Bazin maintains that the shot-in-depth is also as crucial as
synchronous sound in the evolution of the language of film. It allows for
greater realism, and encourages the viewers to actively interact mentally
towards the film, in a sense that they can more fully explore the
interpretative and moral ambiguity of the film.
Brian Henderson
Brian Henderson, on the other hand, calls for a
"composition-in-depth" that is vastly different from the one Bazin
maintains, which was developed by Jean-Luc Godard. As opposed to the kind that
Bazin encourages, Godard's long and slow-tracking shots deliberately avoids
depth. Cinema is essentially a two-dimensional art that creates a
three-dimensional illusion through its "walk-around" capability. Both
montage and composition-in-depth can reach that three-dimension effect, albeit
in different ways where montage focuses on shots while composition-in-depth
focuses more on the movement of the camera and the mise-en-scene.
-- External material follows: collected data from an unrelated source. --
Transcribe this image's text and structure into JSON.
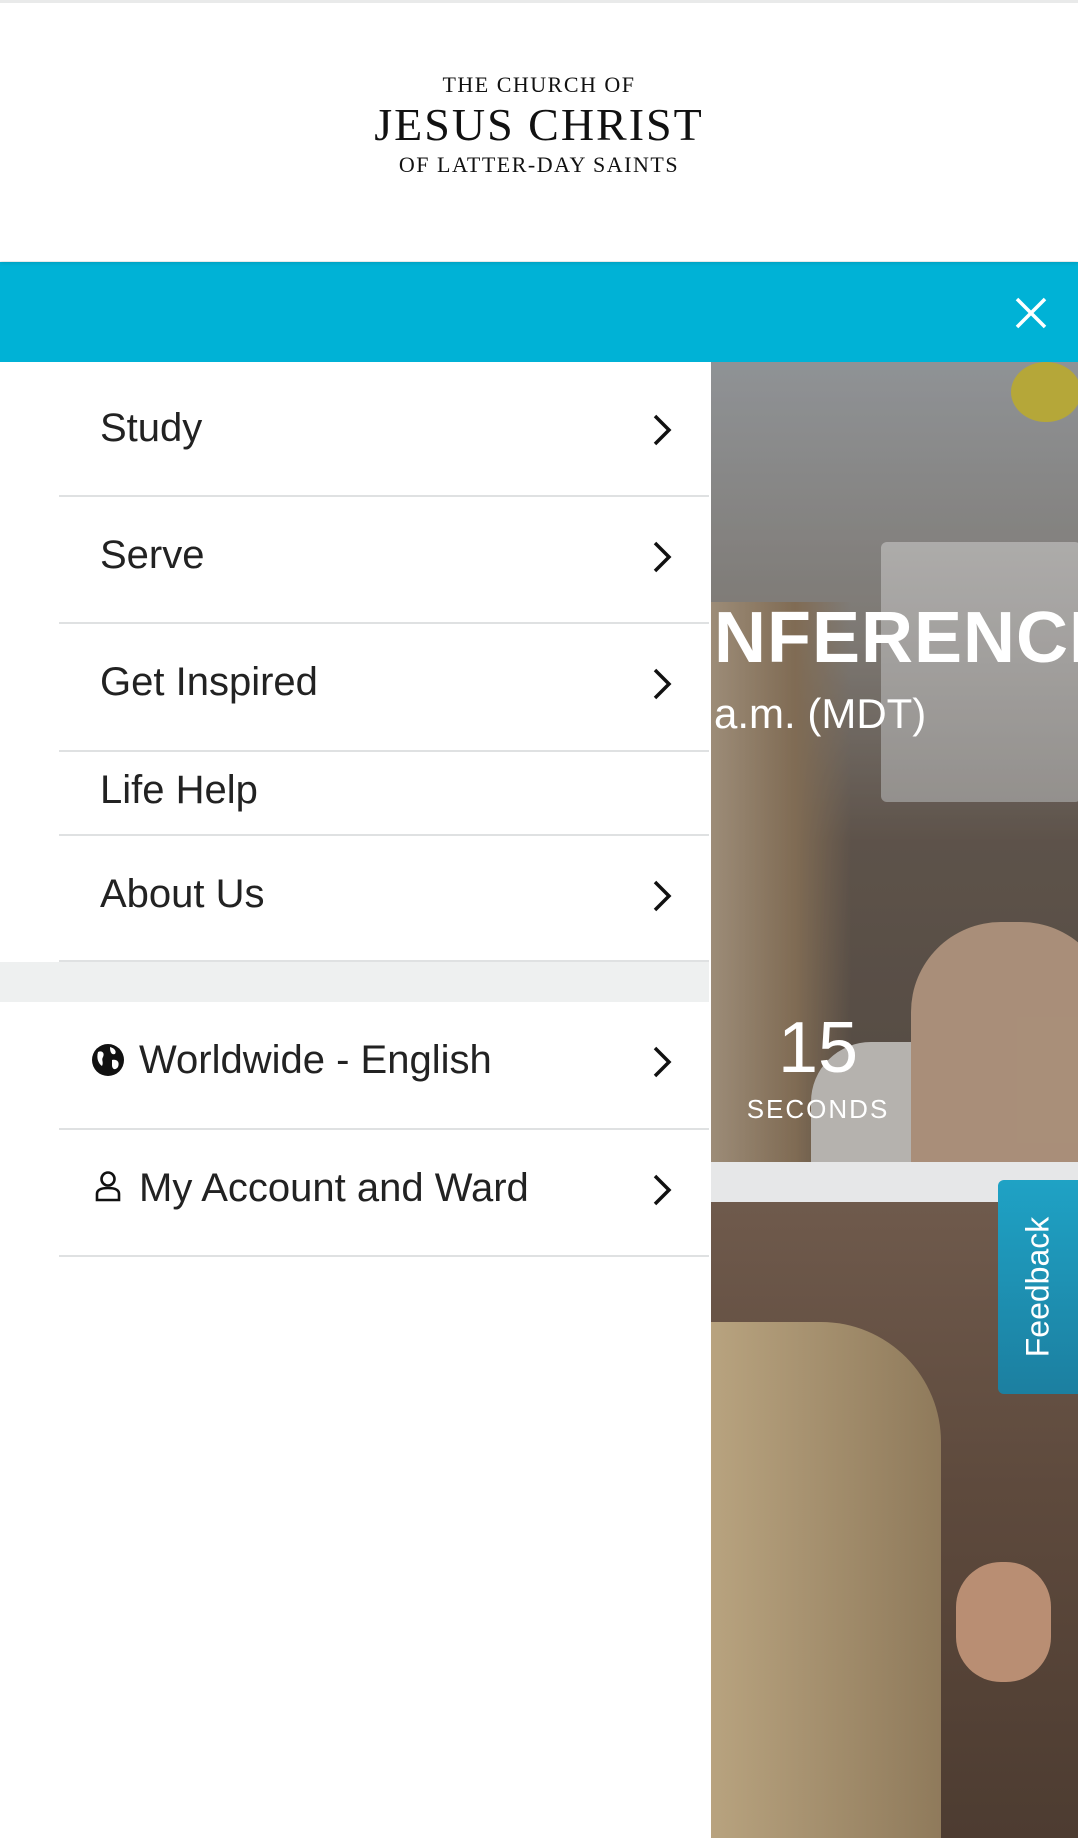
{
  "logo": {
    "line1": "THE CHURCH OF",
    "line2": "JESUS CHRIST",
    "line3": "OF LATTER-DAY SAINTS"
  },
  "colors": {
    "accent": "#00b2d6",
    "feedback": "#1c8fb3"
  },
  "menu": {
    "close_icon": "close-icon",
    "items": [
      {
        "label": "Study",
        "has_chevron": true
      },
      {
        "label": "Serve",
        "has_chevron": true
      },
      {
        "label": "Get Inspired",
        "has_chevron": true
      },
      {
        "label": "Life Help",
        "has_chevron": false
      },
      {
        "label": "About Us",
        "has_chevron": true
      }
    ],
    "secondary": [
      {
        "label": "Worldwide - English",
        "icon": "globe-icon"
      },
      {
        "label": "My Account and Ward",
        "icon": "user-icon"
      }
    ]
  },
  "hero": {
    "title_partial": "NFERENCE",
    "time_partial": "a.m. (MDT)",
    "countdown_value": "15",
    "countdown_label": "SECONDS"
  },
  "feedback": {
    "label": "Feedback"
  }
}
As opposed to Bazin's observations of other
long takes, where the camera focuses on a scene that allows for rich
interpretative possibilities, Godard's slow-tracking shots avoids and excludes
any impression of depth, and this resembles that of a single-point perspective
in a painting.
Henderson infers that these are due to ideological reasons.
Composition-in-depth typically produces a deep, rich and complex impression of
a "bourgeois" world. Godard's reversion to only one plane demystifies
the world and its "pretenses", his style focusing more on the
critical point of view that he insists on his viewers. As a result, viewers are
visually and ideologically subjected to with a single image of this bourgeois
world; not to be simply accepted and easily understood, but to be critically
analyzed, examined and -- perhaps in the hopes of Godard -- rejected.
Christian Metz
It is only due to the rise of structuralism and semiotics
that writers like Christian Metz and Umberto Eco subjected the language of film
to more accurate analysis. Metz attempts to discuss the language of the film
through a scientific view by bringing in the usage of semiotics, which was
introduced by Ferdinand de Saussure.